A systematic attempt at creating the necessary regulatory framework for dealing with famine was developed by the British Raj in the 1880s. In order to comprehensively address the issue of famine, the British created an Indian Famine commission to recommend steps that the government would be required to take in the event of a famine. The Famine Commission issued a series of government guidelines and regulations on how to respond to famines and food shortages called the Famine Code. The famine code was also one of the first attempts to scientifically predict famine in order to mitigate its effects. These were finally passed into law in 1883 under Lord Ripon.

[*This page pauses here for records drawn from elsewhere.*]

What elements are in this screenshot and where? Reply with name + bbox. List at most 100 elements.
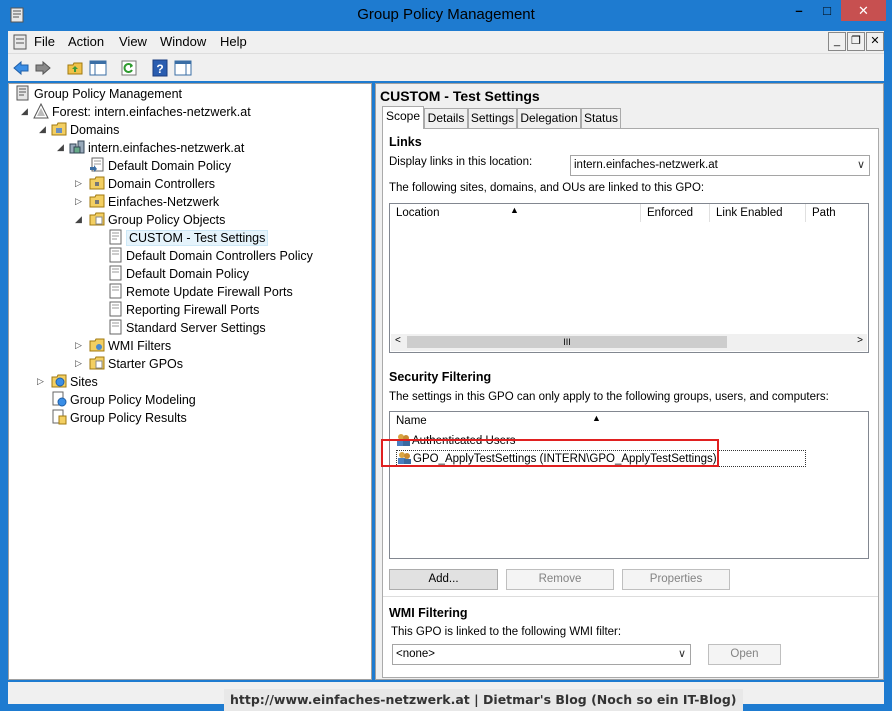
forest-icon <box>33 103 49 119</box>
tab-scope[interactable]: Scope <box>382 106 424 129</box>
mdi-minimize-button[interactable]: _ <box>828 32 846 51</box>
horizontal-scrollbar[interactable]: < III > <box>391 334 867 351</box>
column-label: Location <box>396 207 440 219</box>
expand-arrow-icon[interactable]: ▷ <box>75 197 84 206</box>
tab-status[interactable]: Status <box>581 108 621 128</box>
annotation-highlight-box <box>381 439 719 467</box>
tree-node-label: Starter GPOs <box>108 357 184 371</box>
tree-node-default-domain-policy-link[interactable]: Default Domain Policy <box>89 157 231 175</box>
tree-node-reporting-firewall-ports[interactable]: Reporting Firewall Ports <box>107 301 259 319</box>
tree-node-gpm-root[interactable]: Group Policy Management <box>15 85 182 103</box>
expand-arrow-icon[interactable]: ▷ <box>75 341 84 350</box>
show-hide-tree-icon[interactable] <box>89 59 107 77</box>
close-button[interactable]: ✕ <box>841 0 886 21</box>
forward-arrow-icon[interactable] <box>34 59 52 77</box>
tree-node-label: Group Policy Modeling <box>70 393 196 407</box>
collapse-arrow-icon[interactable]: ◢ <box>21 107 30 116</box>
location-value: intern.einfaches-netzwerk.at <box>574 159 718 171</box>
links-heading: Links <box>389 135 422 149</box>
column-link-enabled[interactable]: Link Enabled <box>710 204 806 222</box>
tree-node-label: Remote Update Firewall Ports <box>126 285 293 299</box>
collapse-arrow-icon[interactable]: ◢ <box>57 143 66 152</box>
column-path[interactable]: Path <box>806 204 868 222</box>
toolbar: ? <box>8 53 884 81</box>
domain-icon <box>69 140 85 154</box>
tree-node-label: Einfaches-Netzwerk <box>108 195 220 209</box>
menu-help[interactable]: Help <box>220 34 247 49</box>
mdi-close-button[interactable]: ✕ <box>866 32 884 51</box>
column-enforced[interactable]: Enforced <box>641 204 710 222</box>
remove-button[interactable]: Remove <box>506 569 614 590</box>
console-tree[interactable]: Group Policy Management ◢ Forest: intern… <box>8 83 372 680</box>
scroll-thumb[interactable]: III <box>407 336 727 348</box>
security-filtering-list[interactable]: Name ▲ Authenticated Users GPO_ApplyTestS… <box>389 411 869 559</box>
watermark-text: http://www.einfaches-netzwerk.at | Dietm… <box>224 689 743 711</box>
tree-node-starter-gpos[interactable]: ▷ Starter GPOs <box>75 355 183 373</box>
tree-node-domains[interactable]: ◢ Domains <box>39 121 119 139</box>
title-bar[interactable]: Group Policy Management – □ ✕ <box>0 0 892 31</box>
menu-action[interactable]: Action <box>68 34 104 49</box>
column-location[interactable]: Location ▲ <box>390 204 641 222</box>
help-icon[interactable]: ? <box>151 59 169 77</box>
properties-button[interactable]: Properties <box>622 569 730 590</box>
tree-node-custom-test-settings[interactable]: CUSTOM - Test Settings <box>107 229 269 247</box>
collapse-arrow-icon[interactable]: ◢ <box>75 215 84 224</box>
links-list[interactable]: Location ▲ Enforced Link Enabled Path < I… <box>389 203 869 353</box>
tree-node-wmi-filters[interactable]: ▷ WMI Filters <box>75 337 171 355</box>
linked-locations-label: The following sites, domains, and OUs ar… <box>389 182 705 194</box>
tree-node-gp-results[interactable]: Group Policy Results <box>51 409 187 427</box>
tree-node-standard-server-settings[interactable]: Standard Server Settings <box>107 319 266 337</box>
expand-arrow-icon[interactable]: ▷ <box>37 377 46 386</box>
minimize-button[interactable]: – <box>785 0 813 21</box>
tree-node-forest[interactable]: ◢ Forest: intern.einfaches-netzwerk.at <box>21 103 251 121</box>
scroll-left-icon[interactable]: < <box>395 335 401 346</box>
tree-node-domain-controllers[interactable]: ▷ Domain Controllers <box>75 175 215 193</box>
back-arrow-icon[interactable] <box>12 59 30 77</box>
ou-folder-icon <box>89 194 105 208</box>
gpo-folder-icon <box>89 212 105 226</box>
maximize-button[interactable]: □ <box>813 0 841 21</box>
tree-node-sites[interactable]: ▷ Sites <box>37 373 98 391</box>
ou-folder-icon <box>89 176 105 190</box>
up-folder-icon[interactable] <box>66 59 84 77</box>
tab-delegation[interactable]: Delegation <box>517 108 581 128</box>
tree-node-einfaches-netzwerk[interactable]: ▷ Einfaches-Netzwerk <box>75 193 219 211</box>
tree-node-gp-modeling[interactable]: Group Policy Modeling <box>51 391 196 409</box>
modeling-icon <box>52 391 67 407</box>
tab-details[interactable]: Details <box>424 108 468 128</box>
gpo-icon <box>109 301 122 317</box>
tree-node-remote-update-firewall-ports[interactable]: Remote Update Firewall Ports <box>107 283 293 301</box>
menu-file[interactable]: File <box>34 34 55 49</box>
wmi-filter-dropdown[interactable]: <none> ∨ <box>392 644 691 665</box>
gpo-title: CUSTOM - Test Settings <box>380 88 540 104</box>
tree-node-group-policy-objects[interactable]: ◢ Group Policy Objects <box>75 211 225 229</box>
scroll-thumb-grip: III <box>563 337 571 347</box>
menu-window[interactable]: Window <box>160 34 206 49</box>
expand-arrow-icon[interactable]: ▷ <box>75 359 84 368</box>
console-menu-icon[interactable] <box>12 34 28 50</box>
menu-view[interactable]: View <box>119 34 147 49</box>
sort-ascending-icon: ▲ <box>510 205 519 215</box>
section-divider <box>383 596 878 597</box>
tab-settings[interactable]: Settings <box>468 108 517 128</box>
refresh-icon[interactable] <box>120 59 138 77</box>
show-hide-action-pane-icon[interactable] <box>174 59 192 77</box>
wmi-filter-value: <none> <box>396 648 436 660</box>
collapse-arrow-icon[interactable]: ◢ <box>39 125 48 134</box>
expand-arrow-icon[interactable]: ▷ <box>75 179 84 188</box>
chevron-down-icon: ∨ <box>677 648 686 660</box>
tree-node-default-dc-policy[interactable]: Default Domain Controllers Policy <box>107 247 313 265</box>
add-button[interactable]: Add... <box>389 569 498 590</box>
column-name[interactable]: Name ▲ <box>390 412 868 430</box>
gpo-icon <box>109 265 122 281</box>
tree-node-label: Group Policy Objects <box>108 213 226 227</box>
open-button[interactable]: Open <box>708 644 781 665</box>
scroll-right-icon[interactable]: > <box>857 335 863 346</box>
sites-icon <box>51 374 67 388</box>
tree-node-default-domain-policy[interactable]: Default Domain Policy <box>107 265 249 283</box>
gpm-root-icon <box>16 85 29 101</box>
location-dropdown[interactable]: intern.einfaches-netzwerk.at ∨ <box>570 155 870 176</box>
tree-node-domain[interactable]: ◢ intern.einfaches-netzwerk.at <box>57 139 244 157</box>
app-window: Group Policy Management – □ ✕ File Actio… <box>0 0 892 711</box>
mdi-restore-button[interactable]: ❐ <box>847 32 865 51</box>
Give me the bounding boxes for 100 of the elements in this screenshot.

The Code introduced the first famine scale: three levels of food insecurity were defined: near-scarcity, scarcity, and famine. "Scarcity" was defined as three successive years of crop failure, crop yields of one-third or one-half normal, and large populations in distress. "Famine" further included a rise in food prices above 140% of "normal", the movement of people in search of food, and widespread mortality. The Commission identified that the loss of wages from lack of employment of agricultural labourers and artisans were the cause of famines. The Famine Code applied a strategy of generating employment for these sections of the population and relied on open-ended public works to do so.
20th century
During the 20th century, an estimated 70 to 120 million people died from famines across the world, of whom over half died in China, with an estimated 30 million dying during the famine of 1958–1961, up to 10 million in the Chinese famine of 1928–1930, and over two million in the Chinese famine of 1942–1943, and millions more lost in famines in North and East China. The USSR lost 8 million claimed by the Soviet famine of 1930–1933, over a million in both the Soviet famine of 1946–1947 and Siege of Leningrad, the 5 million in the Russian famine of 1921–1922, and others famines. Java suffered 2.5 million deaths under Japanese occupation during World War Two. The other most notable famine of the century was the Bengal famine of 1943, resulting both from the Japanese occupation of Burma, resulting in an influx of refugees, and blocking Burmese grain imports and a failure of the Bengali provincial Government to declare a famine, and fund relief, the imposition of grain and transport embargoes by the neighbouring provincial administrations, to prevent their own stocks being transferred to Bengal, the failure to implement India wide rationing by the central Delhi authority, hoarding and profiteering by merchants, medieval land management practices, an Axis powers denial program that confiscated boats once used to transport grain, a Delhi administration that prioritised supplying, and offering medical treatment to the British Indian Army, War workers, and Civil servants, over the populace at large, incompetence and ignorance, and an Imperial War Cabinet initially leaving the issue to the Colonial administration to resolve, than to the original local crop failures, and blights.